I am developing this in distinct stages that could be released into the FoundryVTT ecosystem:

  1. An editable character sheet that can be referred to in game, with editable items that can be dragged onto a character: attribute sets, skills, gifts, faults, and equipment. [Done]
  2. Rollable attributes and skills with effect of wounds taken into account and named results in chat. [Done]
  3. Bookkeeping support for objective character creation and 5-point Fudge. [Done]
  4. More automated combat mechanics where the players indicate what skill and weapon they are using for attack, what defense is being performed, and the system does the math and updates the sheets.
  5. Modules for different FUDGE-based systems, with required licensing and perhaps even endorsement by the vendors.
  6. Other features with their variations, like scale, speed, character advancement.

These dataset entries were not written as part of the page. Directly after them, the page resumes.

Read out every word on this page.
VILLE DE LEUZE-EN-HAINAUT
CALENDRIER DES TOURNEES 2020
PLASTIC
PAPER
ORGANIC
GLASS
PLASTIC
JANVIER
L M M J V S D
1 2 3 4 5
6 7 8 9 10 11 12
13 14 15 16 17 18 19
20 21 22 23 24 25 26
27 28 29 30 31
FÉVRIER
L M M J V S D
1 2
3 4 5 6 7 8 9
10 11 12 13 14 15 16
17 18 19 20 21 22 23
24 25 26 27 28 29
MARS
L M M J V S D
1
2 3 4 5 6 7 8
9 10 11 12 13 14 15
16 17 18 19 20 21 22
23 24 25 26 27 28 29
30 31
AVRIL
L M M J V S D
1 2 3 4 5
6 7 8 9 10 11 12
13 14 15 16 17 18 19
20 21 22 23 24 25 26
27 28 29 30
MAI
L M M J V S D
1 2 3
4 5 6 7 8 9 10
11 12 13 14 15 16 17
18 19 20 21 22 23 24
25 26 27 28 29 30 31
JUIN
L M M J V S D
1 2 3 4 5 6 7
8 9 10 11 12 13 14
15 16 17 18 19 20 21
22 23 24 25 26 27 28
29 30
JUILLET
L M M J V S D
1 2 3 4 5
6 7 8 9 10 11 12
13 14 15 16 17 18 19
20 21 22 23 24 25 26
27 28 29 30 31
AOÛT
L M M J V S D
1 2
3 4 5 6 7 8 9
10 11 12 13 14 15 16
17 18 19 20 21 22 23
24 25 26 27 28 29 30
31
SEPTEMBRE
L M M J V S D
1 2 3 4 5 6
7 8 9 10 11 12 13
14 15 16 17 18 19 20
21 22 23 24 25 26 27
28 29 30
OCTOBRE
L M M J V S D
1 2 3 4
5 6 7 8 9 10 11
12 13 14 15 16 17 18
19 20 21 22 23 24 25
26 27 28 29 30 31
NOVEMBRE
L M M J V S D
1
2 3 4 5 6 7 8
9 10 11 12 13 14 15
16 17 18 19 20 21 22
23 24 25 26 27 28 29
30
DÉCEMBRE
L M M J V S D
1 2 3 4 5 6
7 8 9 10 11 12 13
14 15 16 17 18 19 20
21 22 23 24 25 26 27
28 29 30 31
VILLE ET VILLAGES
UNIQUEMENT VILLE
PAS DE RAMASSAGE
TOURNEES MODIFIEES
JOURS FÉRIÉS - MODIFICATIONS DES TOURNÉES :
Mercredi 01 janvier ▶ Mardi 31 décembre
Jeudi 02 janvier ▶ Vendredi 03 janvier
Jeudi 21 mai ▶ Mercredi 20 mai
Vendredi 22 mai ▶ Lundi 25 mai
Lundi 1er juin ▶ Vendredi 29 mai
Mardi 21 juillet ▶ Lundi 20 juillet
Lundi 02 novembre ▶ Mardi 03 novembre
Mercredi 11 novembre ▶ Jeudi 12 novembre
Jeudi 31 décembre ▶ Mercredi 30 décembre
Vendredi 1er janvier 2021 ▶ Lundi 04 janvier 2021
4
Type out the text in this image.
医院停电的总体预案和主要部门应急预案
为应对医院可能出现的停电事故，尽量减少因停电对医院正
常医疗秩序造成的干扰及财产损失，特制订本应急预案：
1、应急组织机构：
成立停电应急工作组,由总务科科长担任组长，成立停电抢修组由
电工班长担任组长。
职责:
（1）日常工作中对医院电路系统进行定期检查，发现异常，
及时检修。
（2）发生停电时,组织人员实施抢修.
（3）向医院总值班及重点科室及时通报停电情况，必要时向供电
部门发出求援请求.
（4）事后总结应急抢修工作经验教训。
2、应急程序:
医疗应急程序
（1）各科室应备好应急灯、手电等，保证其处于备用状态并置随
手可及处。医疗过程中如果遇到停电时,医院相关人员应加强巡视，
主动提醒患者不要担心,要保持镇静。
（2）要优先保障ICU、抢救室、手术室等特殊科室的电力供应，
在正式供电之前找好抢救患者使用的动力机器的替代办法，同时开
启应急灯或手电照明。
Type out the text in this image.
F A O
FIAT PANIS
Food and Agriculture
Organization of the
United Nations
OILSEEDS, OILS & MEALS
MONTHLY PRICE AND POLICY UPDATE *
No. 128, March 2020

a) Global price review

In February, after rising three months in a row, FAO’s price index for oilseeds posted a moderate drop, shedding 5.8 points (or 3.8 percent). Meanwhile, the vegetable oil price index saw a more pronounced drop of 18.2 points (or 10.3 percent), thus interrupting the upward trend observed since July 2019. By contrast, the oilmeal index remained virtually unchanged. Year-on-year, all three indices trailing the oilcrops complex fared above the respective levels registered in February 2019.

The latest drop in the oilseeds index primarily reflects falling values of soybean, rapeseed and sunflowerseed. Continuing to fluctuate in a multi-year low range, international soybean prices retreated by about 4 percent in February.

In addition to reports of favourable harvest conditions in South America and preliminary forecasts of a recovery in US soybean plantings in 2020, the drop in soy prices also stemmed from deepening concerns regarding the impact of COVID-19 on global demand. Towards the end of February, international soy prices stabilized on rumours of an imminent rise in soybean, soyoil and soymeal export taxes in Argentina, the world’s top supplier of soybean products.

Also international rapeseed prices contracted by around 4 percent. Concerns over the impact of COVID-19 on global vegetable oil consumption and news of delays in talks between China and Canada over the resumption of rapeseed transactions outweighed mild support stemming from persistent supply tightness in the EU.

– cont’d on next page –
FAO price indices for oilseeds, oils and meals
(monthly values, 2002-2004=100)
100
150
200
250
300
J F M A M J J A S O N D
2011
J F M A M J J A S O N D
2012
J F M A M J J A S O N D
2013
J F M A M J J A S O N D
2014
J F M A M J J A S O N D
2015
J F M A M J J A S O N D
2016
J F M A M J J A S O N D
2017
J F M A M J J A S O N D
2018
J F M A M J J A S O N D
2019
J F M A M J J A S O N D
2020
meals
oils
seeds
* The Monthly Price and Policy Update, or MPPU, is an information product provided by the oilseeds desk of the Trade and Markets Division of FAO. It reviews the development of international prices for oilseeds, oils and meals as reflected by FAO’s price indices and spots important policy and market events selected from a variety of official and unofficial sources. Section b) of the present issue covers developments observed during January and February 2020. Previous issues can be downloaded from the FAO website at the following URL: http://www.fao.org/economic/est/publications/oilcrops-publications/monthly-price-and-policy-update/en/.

Stages 1 to 3 are complete. I'm not sure exactly how item 4 can be accomplished. Other systems struggle with it and come up with different strategies, but it is important. Item 6 comes after item 5 because, in an area where house rules dominate, we will need the flexibility mechanisms introduced with item 5 to implement it. One possibility is base rules in the system (which will satisfy only a few) with an option-intensive "house rules" module to bend things into whatever novel shapes that GM wants.

Developer Journey

I documented my process of developing this as I went in a Foundry journal, kept as a day-by-day log, after the manner an adventurer might chronicle his or her journeys. This journal and its collateral can be found in the Github repository fvtt-dev-journeys and installed as a module.

I didn't include some of the final work of the first release in the journey. The trait rolls for the chat window underwent a couple of revisions that weren't captured. Trait level sets were, at that time, another type of per-character item, but I rolled them up into the system itself for simplicity and consistency. They are now a game-level setting with two predefined choices and one day will again be configurable.

I also didn't chronicle the extensive work that went into adding the five-point worksheet in a subsequent release or the work to adjust the build to the V11 database changes.

The module is intended to collect journals from a number of development efforts for Foundry and will hopefully give a "leg up" to other people writing a system or module for the first time, especially if they know programming and HTML individually but may be unfamiliar with the JS/CSS/HTML development ecosystems used for Foundry development.

Contributing

I do not anticipate anybody joining me in this effort, at least until a first release is published for Foundry, so I won't include build instructions here, except to say we are using npm, gulp, babel, and eslint as our primary tool set, modeled on how the dnd5e system builds, only with a lot stripped out.